Unfortunately, Mr. Schmidt got up in front of the group of aspiring writers and told them that he hated the word "hook". Mr. Schmidt, if you're reading this, you know I love you. I'd rank you in the top ten novelists working in children's books today. But you're giving me such a headache.
I know, there's a lot of confusion about what qualifies as a hook. And if that's where you're coming from, ok, I sympathize. I hate terms that have no useful definition as much as the next dictionary-reader.
So here you go:
hook / noun : the reason people will read your book.
No, really. That's what it means. Go back and read it again if you have to.
Now, in the case of writing like Mr.

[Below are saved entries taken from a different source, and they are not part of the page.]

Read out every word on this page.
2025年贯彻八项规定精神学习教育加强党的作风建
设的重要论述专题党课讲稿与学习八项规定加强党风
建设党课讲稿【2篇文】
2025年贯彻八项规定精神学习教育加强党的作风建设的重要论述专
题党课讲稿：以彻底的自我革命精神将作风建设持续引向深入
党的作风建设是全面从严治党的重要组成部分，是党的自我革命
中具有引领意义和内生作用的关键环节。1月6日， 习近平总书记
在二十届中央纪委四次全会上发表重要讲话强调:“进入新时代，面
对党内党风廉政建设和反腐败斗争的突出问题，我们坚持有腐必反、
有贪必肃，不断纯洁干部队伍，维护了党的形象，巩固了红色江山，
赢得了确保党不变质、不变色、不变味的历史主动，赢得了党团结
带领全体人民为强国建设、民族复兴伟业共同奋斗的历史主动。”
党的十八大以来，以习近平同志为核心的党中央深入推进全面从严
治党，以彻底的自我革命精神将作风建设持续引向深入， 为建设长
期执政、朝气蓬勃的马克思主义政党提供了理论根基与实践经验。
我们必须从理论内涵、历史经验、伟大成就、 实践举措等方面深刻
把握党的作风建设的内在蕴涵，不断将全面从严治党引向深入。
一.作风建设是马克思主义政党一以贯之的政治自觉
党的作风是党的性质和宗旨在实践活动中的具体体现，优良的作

Schmidt's, the hook--the reason people will read his work-- is that it's brilliant, and there are lots of people willing to tell readers it's brilliant.
Writers like Mr. Schmidt (or Mr. Anderson, or Ms. Anderson, or Ms. Lockhart, or Mr. Alexie) don't need to worry much any more about hook, because once a wide segment of the book community realizes that whatever these writers write will be worth reading, such writers have hook at their fingertips.
So Mr. Schmidt, you're doing new writers a terrible disservice when you tell them it's ok to dislike and disregard 'hook'.
You are, in fact, sounding a great deal like certain French princesses, who when informed of the peasants' concerns about lack of
Fortunately for you, writers are a hell of a lot more optimistic than your average French peasant, and they'll get all the way home intending to eat their cake before remembering that they don't have any of that either.
Consider this before you advise people against the importance of hook. And before you go to your next writers' conference, take my advice and check for guillotines.